Joel Rothstein, shareholder and chair at international law firm Greenberg Traurig’s Asia real estate practice, pointed out that the lack of publicly available information in a hostile takeover was another issue for any acquirer, which will be unable to fully understand the risk embedded in the target company.
“In the context of a closely held real estate company, financing documents for specific real estate projects or joint venture contracts with strategic partners may have ‘change of control’ covenants or restrictions,” said Rothstein. “These provisions restrict or prohibit changes in the ultimate ownership and control of the real estate company without the consent of the lender or joint venture partner. Breaches of these covenants could be triggered in a hostile takeover, leading to defaults under loans or breaches of joint venture arrangements.”
Another challenge is the short-term hold period for opportunistic buyers. “Many foreign private equity players often lack the liquidity to hold the assets for a long time,” added the researcher. “In this case, except for Blackstone, which has huge pools of core and opportunistic capital, both Fortress and Elliott Management are opportunistic players and they can’t afford to hold the assets on their balance sheet for too long. The risks associated with a quick exit can sometimes be challenging for them.”
An international real estate manager who was approached by Unizo to be a white knight told PERE that their firm would never do a hostile takeover in Japan because hostile action has been viewed extremely negatively in the country.
“More so in Japan than in any other countries, most of the relationships are based on trust, and a hostile takeover just fundamentally goes against this concept,” said the manager. “You have to take a long-term view and say, ‘if we launch this hostile tender offer, we may get this deal done but then what will our next deal in Japan look like?’”
Time for a wake-up call
Jeff Acton, managing director and co-head of the Tokyo office at M&A advisory firm BDA Partners, pointed out that Blackstone’s proposal is the most attractive in terms of both the valuation and terms.

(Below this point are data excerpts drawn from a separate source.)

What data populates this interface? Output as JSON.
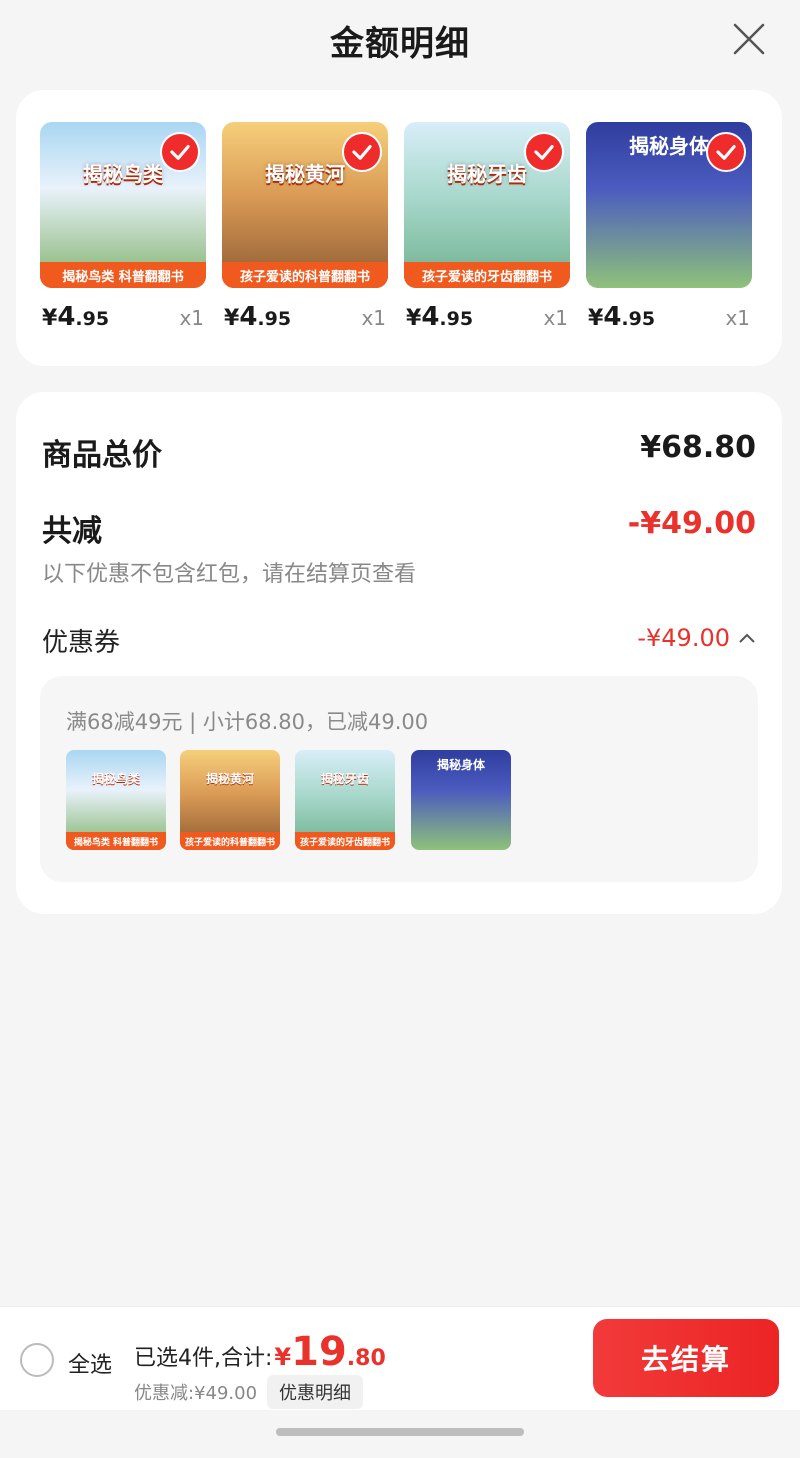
{
  "header": {
    "title": "金额明细",
    "close_icon": "close-icon"
  },
  "products": [
    {
      "title": "揭秘鸟类",
      "ribbon": "揭秘鸟类 科普翻翻书",
      "price_symbol": "¥",
      "price_int": "4",
      "price_dec": ".95",
      "qty": "x1",
      "selected": true,
      "colors": {
        "bg": "#e7f0fb",
        "top": "#9fd2f0"
      }
    },
    {
      "title": "揭秘黄河",
      "ribbon": "孩子爱读的科普翻翻书",
      "price_symbol": "¥",
      "price_int": "4",
      "price_dec": ".95",
      "qty": "x1",
      "selected": true,
      "colors": {
        "bg": "#c98a4d",
        "top": "#f2c16b"
      }
    },
    {
      "title": "揭秘牙齿",
      "ribbon": "孩子爱读的牙齿翻翻书",
      "price_symbol": "¥",
      "price_int": "4",
      "price_dec": ".95",
      "qty": "x1",
      "selected": true,
      "colors": {
        "bg": "#9ed0c6",
        "top": "#cfe8f4"
      }
    },
    {
      "title": "揭秘身体",
      "ribbon": "",
      "price_symbol": "¥",
      "price_int": "4",
      "price_dec": ".95",
      "qty": "x1",
      "selected": true,
      "colors": {
        "bg": "#3f4fb4",
        "top": "#2e3c9c"
      }
    }
  ],
  "summary": {
    "total_label": "商品总价",
    "total_value": "¥68.80",
    "reduce_label": "共减",
    "reduce_value": "-¥49.00",
    "note": "以下优惠不包含红包，请在结算页查看",
    "coupon_label": "优惠券",
    "coupon_value": "-¥49.00",
    "coupon_toggle_icon": "chevron-up-icon",
    "coupon_desc": "满68减49元 | 小计68.80，已减49.00"
  },
  "bottom_bar": {
    "select_all": "全选",
    "total_label": "已选4件,合计:",
    "total_symbol": "¥",
    "total_int": "19",
    "total_dec": ".80",
    "discount_text": "优惠减:¥49.00",
    "detail_button": "优惠明细",
    "checkout_button": "去结算"
  },
  "colors": {
    "accent_red": "#e8322b",
    "checkout_red": "#ef2b2b",
    "ribbon_orange": "#f05a1e"
  }
}
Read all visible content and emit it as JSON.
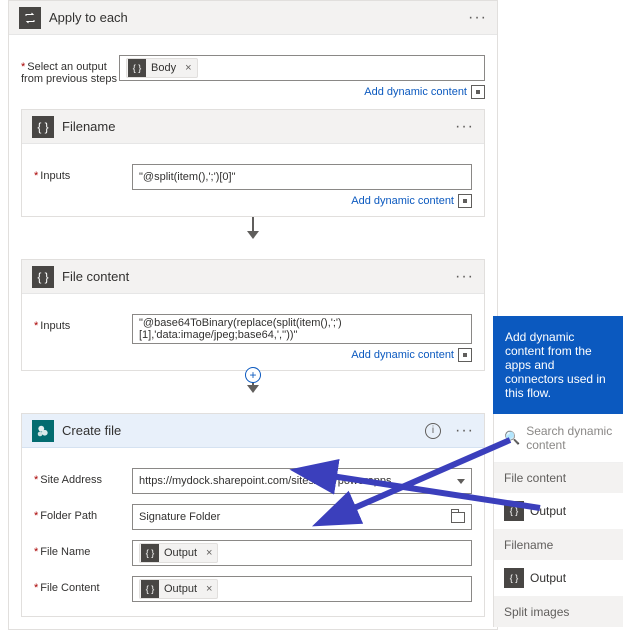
{
  "outer": {
    "title": "Apply to each",
    "selectOutputLabel": "Select an output from previous steps",
    "bodyToken": "Body",
    "addDynamic": "Add dynamic content"
  },
  "filename": {
    "title": "Filename",
    "inputsLabel": "Inputs",
    "value": "\"@split(item(),';')[0]\"",
    "addDynamic": "Add dynamic content"
  },
  "filecontent": {
    "title": "File content",
    "inputsLabel": "Inputs",
    "value": "\"@base64ToBinary(replace(split(item(),';')[1],'data:image/jpeg;base64,',''))\"",
    "addDynamic": "Add dynamic content"
  },
  "createfile": {
    "title": "Create file",
    "siteAddressLabel": "Site Address",
    "siteAddressValue": "https://mydock.sharepoint.com/sites/dev/powerapps",
    "folderPathLabel": "Folder Path",
    "folderPathValue": "Signature Folder",
    "fileNameLabel": "File Name",
    "fileNameToken": "Output",
    "fileContentLabel": "File Content",
    "fileContentToken": "Output"
  },
  "panel": {
    "headerText": "Add dynamic content from the apps and connectors used in this flow.",
    "searchPlaceholder": "Search dynamic content",
    "sectionFileContent": "File content",
    "sectionFilename": "Filename",
    "sectionSplit": "Split images",
    "outputLabel": "Output"
  }
}
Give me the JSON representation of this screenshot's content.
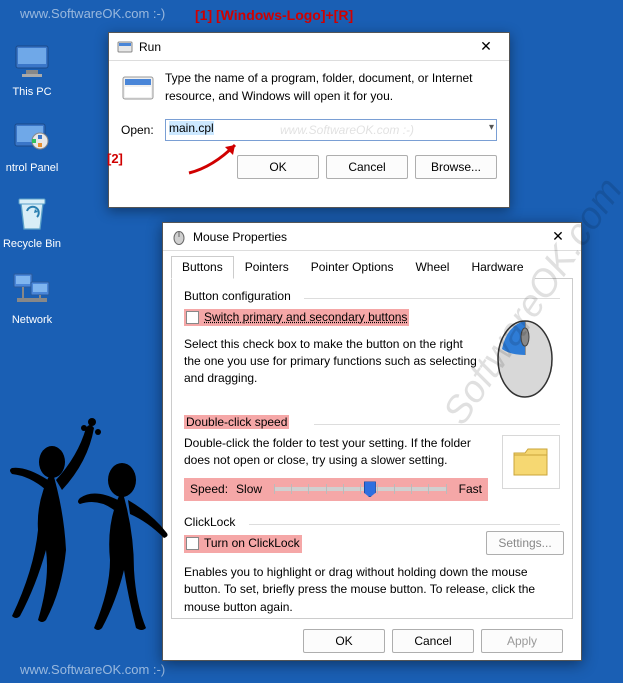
{
  "watermark": "www.SoftwareOK.com :-)",
  "watermark_diag": "SoftwareOK.com",
  "desktop": {
    "this_pc": "This PC",
    "control_panel": "ntrol Panel",
    "recycle_bin": "Recycle Bin",
    "network": "Network"
  },
  "run": {
    "title": "Run",
    "annot1": "[1]  [Windows-Logo]+[R]",
    "annot2": "[2]",
    "desc": "Type the name of a program, folder, document, or Internet resource, and Windows will open it for you.",
    "open_label": "Open:",
    "value": "main.cpl",
    "ok": "OK",
    "cancel": "Cancel",
    "browse": "Browse..."
  },
  "mouse": {
    "title": "Mouse Properties",
    "tabs": {
      "buttons": "Buttons",
      "pointers": "Pointers",
      "pointer_options": "Pointer Options",
      "wheel": "Wheel",
      "hardware": "Hardware"
    },
    "group1": {
      "title": "Button configuration",
      "cb_label": "Switch primary and secondary buttons",
      "desc": "Select this check box to make the button on the right the one you use for primary functions such as selecting and dragging."
    },
    "group2": {
      "title": "Double-click speed",
      "desc": "Double-click the folder to test your setting. If the folder does not open or close, try using a slower setting.",
      "speed_label": "Speed:",
      "slow": "Slow",
      "fast": "Fast"
    },
    "group3": {
      "title": "ClickLock",
      "cb_label": "Turn on ClickLock",
      "settings": "Settings...",
      "desc": "Enables you to highlight or drag without holding down the mouse button. To set, briefly press the mouse button. To release, click the mouse button again."
    },
    "ok": "OK",
    "cancel": "Cancel",
    "apply": "Apply"
  }
}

He said it was clear that the firm was making an effort to respect the board and to provide employees with an opportunity to share in the upside of the company in order to have its proposal accepted.
“If Unizo ends up rejecting Blackstone’s proposal, it will show the market that management objectives continue to take precedence over general shareholders’ interests, despite recent efforts to improve corporate governance in Japan,” said Acton. Since 2013, Japanese prime minister Shinzo Abe has been encouraging Japanese corporations to improve shareholder returns.

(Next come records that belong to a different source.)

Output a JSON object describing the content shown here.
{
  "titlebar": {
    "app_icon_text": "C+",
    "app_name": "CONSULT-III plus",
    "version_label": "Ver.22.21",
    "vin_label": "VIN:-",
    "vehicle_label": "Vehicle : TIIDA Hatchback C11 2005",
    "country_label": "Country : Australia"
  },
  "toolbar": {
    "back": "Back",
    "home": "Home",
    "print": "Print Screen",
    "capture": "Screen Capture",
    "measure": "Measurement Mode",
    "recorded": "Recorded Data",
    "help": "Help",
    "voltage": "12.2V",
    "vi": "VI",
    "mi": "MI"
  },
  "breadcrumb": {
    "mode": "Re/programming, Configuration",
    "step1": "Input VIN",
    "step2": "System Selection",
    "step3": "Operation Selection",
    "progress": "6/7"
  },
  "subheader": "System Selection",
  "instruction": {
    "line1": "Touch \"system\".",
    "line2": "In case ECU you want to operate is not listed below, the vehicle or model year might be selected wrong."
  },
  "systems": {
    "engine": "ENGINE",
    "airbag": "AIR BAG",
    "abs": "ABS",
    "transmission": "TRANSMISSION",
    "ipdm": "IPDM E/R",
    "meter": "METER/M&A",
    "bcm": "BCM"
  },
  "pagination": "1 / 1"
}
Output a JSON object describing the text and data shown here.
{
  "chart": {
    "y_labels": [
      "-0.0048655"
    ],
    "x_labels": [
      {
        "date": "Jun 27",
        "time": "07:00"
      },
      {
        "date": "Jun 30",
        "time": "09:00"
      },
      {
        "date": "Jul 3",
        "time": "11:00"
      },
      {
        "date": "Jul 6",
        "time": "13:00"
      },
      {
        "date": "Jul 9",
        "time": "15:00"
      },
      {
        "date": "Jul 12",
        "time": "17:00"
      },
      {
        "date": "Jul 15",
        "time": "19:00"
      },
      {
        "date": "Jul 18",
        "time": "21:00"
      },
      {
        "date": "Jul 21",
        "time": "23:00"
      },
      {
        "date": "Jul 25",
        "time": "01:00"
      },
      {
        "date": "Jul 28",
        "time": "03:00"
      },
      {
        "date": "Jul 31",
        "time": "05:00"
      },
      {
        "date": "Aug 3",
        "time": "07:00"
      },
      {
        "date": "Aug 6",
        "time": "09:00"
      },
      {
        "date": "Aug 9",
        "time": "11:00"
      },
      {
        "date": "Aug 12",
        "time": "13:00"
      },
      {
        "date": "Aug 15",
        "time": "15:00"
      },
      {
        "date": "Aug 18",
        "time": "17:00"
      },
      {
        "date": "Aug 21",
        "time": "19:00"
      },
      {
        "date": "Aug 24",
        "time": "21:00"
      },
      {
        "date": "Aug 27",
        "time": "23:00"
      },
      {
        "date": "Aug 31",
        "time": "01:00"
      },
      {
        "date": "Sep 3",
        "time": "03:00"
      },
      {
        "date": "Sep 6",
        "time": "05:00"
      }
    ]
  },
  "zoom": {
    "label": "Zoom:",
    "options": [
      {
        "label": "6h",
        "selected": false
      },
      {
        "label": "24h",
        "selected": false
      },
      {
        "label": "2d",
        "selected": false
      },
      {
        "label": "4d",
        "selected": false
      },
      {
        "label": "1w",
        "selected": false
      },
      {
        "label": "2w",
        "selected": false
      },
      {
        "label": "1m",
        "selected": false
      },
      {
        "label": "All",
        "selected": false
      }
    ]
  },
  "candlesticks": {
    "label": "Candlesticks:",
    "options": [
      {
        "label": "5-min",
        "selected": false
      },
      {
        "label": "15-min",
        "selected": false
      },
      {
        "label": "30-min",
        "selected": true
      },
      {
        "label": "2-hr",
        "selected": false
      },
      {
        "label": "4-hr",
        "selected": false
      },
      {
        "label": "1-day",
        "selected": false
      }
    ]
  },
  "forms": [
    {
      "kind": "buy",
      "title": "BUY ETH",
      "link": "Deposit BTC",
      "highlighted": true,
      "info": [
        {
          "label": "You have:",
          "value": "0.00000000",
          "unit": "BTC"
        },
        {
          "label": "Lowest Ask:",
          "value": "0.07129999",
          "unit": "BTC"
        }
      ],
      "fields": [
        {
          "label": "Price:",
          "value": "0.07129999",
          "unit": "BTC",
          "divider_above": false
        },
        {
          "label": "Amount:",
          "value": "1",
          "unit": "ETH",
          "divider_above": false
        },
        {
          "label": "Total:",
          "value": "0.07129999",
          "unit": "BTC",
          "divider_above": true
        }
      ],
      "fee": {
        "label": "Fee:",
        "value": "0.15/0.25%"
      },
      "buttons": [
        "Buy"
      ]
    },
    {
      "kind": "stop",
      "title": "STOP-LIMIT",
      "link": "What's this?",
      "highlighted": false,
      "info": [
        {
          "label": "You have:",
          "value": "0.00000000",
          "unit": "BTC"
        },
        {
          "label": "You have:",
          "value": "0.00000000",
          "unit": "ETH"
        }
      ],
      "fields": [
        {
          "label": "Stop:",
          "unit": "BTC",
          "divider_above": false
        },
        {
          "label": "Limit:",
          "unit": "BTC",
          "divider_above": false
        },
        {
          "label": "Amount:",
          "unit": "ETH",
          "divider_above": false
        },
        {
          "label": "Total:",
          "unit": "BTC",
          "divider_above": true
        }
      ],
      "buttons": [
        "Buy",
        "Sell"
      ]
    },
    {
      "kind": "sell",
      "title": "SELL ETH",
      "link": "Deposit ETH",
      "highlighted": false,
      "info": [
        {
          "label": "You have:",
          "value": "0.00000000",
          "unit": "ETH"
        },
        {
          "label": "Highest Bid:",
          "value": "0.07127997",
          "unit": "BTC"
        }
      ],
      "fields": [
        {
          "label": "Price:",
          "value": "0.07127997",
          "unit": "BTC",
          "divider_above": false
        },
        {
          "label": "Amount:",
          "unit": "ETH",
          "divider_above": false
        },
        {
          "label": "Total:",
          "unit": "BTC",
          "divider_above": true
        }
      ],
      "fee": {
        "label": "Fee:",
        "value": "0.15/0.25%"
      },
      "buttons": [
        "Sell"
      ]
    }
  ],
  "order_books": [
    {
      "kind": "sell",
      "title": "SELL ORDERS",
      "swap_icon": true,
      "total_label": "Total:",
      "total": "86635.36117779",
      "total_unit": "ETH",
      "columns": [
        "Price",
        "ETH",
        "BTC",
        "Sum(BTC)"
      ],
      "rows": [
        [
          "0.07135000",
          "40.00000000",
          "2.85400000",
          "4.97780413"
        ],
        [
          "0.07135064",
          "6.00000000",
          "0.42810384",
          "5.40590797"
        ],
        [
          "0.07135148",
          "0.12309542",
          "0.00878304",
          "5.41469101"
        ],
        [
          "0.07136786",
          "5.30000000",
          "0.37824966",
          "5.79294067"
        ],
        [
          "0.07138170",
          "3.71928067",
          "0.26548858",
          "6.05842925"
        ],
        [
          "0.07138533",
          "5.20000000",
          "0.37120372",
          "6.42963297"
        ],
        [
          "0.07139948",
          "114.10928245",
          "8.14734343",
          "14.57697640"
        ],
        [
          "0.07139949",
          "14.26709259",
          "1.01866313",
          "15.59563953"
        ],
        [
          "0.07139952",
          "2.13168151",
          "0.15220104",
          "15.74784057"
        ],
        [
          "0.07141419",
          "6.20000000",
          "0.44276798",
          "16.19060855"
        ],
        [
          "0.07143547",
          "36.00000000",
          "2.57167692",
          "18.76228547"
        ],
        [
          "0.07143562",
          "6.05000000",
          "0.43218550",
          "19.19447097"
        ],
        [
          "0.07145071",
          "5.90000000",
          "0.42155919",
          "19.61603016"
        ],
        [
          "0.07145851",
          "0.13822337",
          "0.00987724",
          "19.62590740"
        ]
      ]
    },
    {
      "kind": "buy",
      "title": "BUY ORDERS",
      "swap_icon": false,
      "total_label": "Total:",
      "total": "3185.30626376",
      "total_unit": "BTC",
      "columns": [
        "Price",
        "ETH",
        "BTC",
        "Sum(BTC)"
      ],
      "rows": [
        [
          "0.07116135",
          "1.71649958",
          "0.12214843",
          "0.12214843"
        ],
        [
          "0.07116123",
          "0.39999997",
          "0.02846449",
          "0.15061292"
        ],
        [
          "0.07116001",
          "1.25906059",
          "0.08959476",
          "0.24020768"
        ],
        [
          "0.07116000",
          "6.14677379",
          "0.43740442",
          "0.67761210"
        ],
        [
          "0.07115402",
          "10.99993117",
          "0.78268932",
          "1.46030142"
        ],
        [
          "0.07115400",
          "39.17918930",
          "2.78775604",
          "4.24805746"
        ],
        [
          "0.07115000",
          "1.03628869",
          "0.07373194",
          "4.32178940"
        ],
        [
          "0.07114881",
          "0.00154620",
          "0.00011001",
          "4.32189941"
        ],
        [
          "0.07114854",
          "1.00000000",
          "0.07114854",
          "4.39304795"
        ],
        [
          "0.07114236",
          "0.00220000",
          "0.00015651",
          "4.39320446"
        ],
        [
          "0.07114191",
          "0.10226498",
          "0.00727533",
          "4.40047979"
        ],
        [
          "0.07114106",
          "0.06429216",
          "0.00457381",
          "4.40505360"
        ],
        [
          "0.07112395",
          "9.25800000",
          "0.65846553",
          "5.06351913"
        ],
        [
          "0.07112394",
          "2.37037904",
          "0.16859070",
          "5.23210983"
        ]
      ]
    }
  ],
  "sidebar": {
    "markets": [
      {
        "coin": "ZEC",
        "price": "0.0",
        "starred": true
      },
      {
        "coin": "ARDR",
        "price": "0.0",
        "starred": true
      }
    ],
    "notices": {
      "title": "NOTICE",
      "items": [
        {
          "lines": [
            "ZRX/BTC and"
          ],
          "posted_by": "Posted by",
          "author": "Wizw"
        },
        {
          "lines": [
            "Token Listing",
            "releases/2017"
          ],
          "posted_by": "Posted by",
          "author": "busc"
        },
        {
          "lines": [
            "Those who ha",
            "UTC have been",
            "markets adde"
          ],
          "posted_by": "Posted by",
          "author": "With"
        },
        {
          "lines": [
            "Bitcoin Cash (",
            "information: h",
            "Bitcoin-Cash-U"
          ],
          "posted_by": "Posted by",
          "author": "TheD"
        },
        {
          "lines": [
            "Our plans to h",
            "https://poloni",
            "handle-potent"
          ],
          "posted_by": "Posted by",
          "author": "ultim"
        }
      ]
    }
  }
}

If the two parties fail to reach an agreement, Unizo would be likely to have difficulty finding another white knight, according to the researcher. Given that the reported fair market price is ¥5,300 against Blackstone’s offer price of ¥5,000, the source said this would leave very little room for upside.
“If Unizo does not have the financial capacity to survive on its own either, then it will potentially pull the share price down to the pre-takeover bid price of ¥2,000,” said the researcher. Elliott, Unizo’s biggest shareholder, purchased ¥16 billion of the company’s stock at ¥3,654 per share. It will potentially face a loss if the Blackstone deal fails.
“At the end of the day, the management board of any listed company should make themselves aware that they are hired to do their job on behalf of the shareholders,” said a second international fund manager who was invited by Unizo to be a white knight. “They need to listen and to consider every offer very sincerely.”